My stylist saw the glimmer of the light of Christ when I referred to the Bible as truth, but she was uncomfortable with that idea. She closed the door to the light. Jesus is probably still knocking at her door, or maybe someone else has been able to persuade her to leave the door open. I pray it is so. Jesus wants to shine his light on everyone. Jesus wants to give life to everyone.
Do you know anyone who hides from Christ’s light? When was the last time you tried to share Christ with someone who is hiding from Him? Do you pray for people who shut you down or make hateful remarks about Christ and his church? This is where the difference between the culture of death and the culture of life become very evident. If you listen to conversations in which the culture of death is celebrated, their remarks about people who disagree with them are often vile. They may march peacefully, but the rhetoric of the marching songs is vicious. They love to slander people with labels that have become the bonding language of the culture—racist, homophobe, bigot, and so forth.

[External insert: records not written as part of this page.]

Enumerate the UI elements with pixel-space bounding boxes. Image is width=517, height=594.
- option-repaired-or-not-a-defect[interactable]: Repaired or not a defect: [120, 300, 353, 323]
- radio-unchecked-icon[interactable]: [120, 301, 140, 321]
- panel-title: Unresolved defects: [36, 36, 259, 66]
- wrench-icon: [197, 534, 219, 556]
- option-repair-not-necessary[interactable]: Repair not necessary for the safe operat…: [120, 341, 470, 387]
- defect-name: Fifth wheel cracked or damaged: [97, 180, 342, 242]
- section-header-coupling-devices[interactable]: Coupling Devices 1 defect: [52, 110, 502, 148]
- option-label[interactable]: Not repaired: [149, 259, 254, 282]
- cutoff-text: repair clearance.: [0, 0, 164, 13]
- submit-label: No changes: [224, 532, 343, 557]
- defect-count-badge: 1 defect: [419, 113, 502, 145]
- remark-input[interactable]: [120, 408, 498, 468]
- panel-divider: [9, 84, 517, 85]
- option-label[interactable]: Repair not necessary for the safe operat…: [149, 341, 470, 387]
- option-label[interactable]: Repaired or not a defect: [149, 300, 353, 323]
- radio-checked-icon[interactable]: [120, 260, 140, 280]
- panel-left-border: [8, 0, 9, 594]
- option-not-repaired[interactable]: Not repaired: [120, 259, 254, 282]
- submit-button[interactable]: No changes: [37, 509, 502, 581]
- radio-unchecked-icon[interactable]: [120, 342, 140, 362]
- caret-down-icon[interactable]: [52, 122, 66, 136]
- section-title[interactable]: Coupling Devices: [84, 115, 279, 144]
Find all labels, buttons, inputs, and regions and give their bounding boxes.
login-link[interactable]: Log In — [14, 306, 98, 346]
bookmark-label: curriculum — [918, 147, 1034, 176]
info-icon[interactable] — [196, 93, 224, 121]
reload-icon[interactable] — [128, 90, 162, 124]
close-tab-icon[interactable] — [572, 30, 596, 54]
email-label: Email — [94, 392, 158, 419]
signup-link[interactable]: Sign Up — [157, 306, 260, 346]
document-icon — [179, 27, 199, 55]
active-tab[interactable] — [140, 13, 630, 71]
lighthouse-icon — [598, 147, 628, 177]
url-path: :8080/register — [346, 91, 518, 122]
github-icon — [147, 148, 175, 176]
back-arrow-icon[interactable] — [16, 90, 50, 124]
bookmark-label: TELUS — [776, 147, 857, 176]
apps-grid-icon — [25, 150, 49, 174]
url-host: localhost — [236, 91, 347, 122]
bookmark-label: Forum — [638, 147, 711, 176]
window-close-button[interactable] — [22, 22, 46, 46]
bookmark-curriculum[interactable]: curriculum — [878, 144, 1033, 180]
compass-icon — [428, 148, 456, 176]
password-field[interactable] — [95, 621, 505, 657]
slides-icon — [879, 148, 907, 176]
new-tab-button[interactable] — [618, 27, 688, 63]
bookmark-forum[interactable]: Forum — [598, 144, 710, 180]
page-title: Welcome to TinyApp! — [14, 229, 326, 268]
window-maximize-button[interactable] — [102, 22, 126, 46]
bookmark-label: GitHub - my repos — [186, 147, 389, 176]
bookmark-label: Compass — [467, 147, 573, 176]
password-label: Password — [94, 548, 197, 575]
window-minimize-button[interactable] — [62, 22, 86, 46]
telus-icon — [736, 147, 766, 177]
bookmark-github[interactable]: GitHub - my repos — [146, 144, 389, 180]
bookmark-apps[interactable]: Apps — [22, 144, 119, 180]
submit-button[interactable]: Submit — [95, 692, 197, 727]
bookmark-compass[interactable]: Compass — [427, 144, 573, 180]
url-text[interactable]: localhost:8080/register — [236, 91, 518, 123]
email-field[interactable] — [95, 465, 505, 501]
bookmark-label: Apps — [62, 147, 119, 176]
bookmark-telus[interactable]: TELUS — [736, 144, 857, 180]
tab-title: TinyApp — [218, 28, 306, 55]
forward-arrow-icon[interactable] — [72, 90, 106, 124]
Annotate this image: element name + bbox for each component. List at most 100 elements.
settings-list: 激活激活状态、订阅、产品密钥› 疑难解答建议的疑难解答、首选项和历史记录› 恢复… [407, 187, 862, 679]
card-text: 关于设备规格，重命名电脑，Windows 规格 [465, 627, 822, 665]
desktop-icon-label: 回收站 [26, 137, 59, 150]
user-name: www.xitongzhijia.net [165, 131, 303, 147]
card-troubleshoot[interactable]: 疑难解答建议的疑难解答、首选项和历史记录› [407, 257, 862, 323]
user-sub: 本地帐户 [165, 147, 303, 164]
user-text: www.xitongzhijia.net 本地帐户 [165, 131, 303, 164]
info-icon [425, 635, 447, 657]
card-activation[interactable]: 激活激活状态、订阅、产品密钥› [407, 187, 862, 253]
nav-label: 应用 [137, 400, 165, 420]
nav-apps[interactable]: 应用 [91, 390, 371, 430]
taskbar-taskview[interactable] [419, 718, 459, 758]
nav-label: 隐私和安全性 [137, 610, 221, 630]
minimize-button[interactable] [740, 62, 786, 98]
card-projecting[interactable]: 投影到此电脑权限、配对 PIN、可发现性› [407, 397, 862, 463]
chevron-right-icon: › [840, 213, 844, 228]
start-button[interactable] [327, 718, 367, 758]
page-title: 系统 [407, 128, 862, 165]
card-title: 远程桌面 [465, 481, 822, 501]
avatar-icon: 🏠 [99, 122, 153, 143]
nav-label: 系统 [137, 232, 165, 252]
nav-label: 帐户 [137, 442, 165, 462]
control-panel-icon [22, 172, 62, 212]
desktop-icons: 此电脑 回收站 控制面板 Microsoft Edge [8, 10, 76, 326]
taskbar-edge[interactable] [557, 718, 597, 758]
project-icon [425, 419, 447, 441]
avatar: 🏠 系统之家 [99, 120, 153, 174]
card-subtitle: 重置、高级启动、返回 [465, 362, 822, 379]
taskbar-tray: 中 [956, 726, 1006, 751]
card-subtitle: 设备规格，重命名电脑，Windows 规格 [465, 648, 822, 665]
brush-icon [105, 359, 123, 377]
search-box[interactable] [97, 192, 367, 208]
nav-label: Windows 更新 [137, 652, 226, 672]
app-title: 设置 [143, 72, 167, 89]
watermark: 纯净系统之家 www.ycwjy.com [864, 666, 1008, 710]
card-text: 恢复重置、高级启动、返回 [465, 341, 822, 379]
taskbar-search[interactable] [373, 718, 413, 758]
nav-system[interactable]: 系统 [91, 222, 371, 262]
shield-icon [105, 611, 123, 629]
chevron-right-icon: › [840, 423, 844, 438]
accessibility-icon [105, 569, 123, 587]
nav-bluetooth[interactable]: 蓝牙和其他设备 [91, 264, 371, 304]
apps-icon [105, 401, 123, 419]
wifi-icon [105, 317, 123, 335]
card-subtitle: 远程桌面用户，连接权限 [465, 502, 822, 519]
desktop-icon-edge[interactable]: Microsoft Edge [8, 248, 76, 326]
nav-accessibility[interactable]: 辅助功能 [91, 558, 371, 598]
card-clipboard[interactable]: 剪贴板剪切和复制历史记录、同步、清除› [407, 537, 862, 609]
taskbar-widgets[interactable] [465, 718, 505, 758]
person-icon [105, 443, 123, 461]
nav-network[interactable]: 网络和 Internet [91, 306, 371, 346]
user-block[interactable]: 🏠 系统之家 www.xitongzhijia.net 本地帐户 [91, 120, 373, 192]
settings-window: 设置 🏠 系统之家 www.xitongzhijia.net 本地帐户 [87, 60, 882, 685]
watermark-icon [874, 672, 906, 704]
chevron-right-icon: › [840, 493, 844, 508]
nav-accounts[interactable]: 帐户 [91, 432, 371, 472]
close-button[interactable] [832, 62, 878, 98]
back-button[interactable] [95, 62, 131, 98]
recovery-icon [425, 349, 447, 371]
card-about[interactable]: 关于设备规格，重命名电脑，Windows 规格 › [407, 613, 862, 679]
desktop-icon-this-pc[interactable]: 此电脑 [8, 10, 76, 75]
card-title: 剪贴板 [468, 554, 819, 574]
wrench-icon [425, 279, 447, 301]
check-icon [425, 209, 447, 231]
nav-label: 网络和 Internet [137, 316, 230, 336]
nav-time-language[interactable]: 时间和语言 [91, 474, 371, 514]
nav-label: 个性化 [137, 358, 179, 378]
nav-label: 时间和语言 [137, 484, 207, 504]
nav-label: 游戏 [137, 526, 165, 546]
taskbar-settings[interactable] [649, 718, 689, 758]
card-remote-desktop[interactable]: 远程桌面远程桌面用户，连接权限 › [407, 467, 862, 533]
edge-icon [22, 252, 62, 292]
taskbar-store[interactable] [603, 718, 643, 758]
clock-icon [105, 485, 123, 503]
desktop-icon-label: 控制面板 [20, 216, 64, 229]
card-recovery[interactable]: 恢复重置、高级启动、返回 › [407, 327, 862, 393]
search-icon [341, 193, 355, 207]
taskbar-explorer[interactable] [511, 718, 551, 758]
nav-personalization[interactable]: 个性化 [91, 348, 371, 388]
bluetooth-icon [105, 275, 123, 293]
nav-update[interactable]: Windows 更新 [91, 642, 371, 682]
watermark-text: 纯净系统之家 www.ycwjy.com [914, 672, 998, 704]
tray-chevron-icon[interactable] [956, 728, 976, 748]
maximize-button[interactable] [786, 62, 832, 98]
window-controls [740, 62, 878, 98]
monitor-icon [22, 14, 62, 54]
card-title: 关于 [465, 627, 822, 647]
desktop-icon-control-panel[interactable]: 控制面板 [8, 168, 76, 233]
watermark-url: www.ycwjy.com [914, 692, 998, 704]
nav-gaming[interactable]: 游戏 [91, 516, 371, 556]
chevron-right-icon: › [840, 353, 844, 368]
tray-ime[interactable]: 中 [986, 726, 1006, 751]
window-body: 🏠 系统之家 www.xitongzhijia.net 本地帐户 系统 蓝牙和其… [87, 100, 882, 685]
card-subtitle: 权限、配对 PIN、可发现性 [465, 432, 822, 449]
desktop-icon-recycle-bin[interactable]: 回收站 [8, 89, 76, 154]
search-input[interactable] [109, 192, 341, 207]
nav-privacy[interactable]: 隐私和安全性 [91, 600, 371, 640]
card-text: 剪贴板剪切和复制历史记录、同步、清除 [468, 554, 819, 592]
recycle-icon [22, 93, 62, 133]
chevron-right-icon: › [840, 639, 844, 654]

There certainly is culture of death, but we do not need to copy its attitudes or its practices. We need to go forward in love, to speak always in love, to be at peace with other people as long as they will allow it. (See Romans 12:1) I let my stylist end the conversation at her choice, but because I trust God to love her. I trust that I will not be her last chance to open that door. That is what we must always do in our interaction with the culture of death. There is no reason to engage in heated rhetoric over differences with that culture. We make our testimony, we lovingly seek to persuade, and we let the door close if somebody is pushing it. Then we trust God to use us in a different setting, at a different time, or to use someone else altogether. When we trust God, we are not desperate. We know that he is truly all-powerful. We are servants, trying to be faithful, but the outcome is not up to us.
Live as a servant of the Light. Hold the Light high. If the door closes, do not be the one to pull it shut.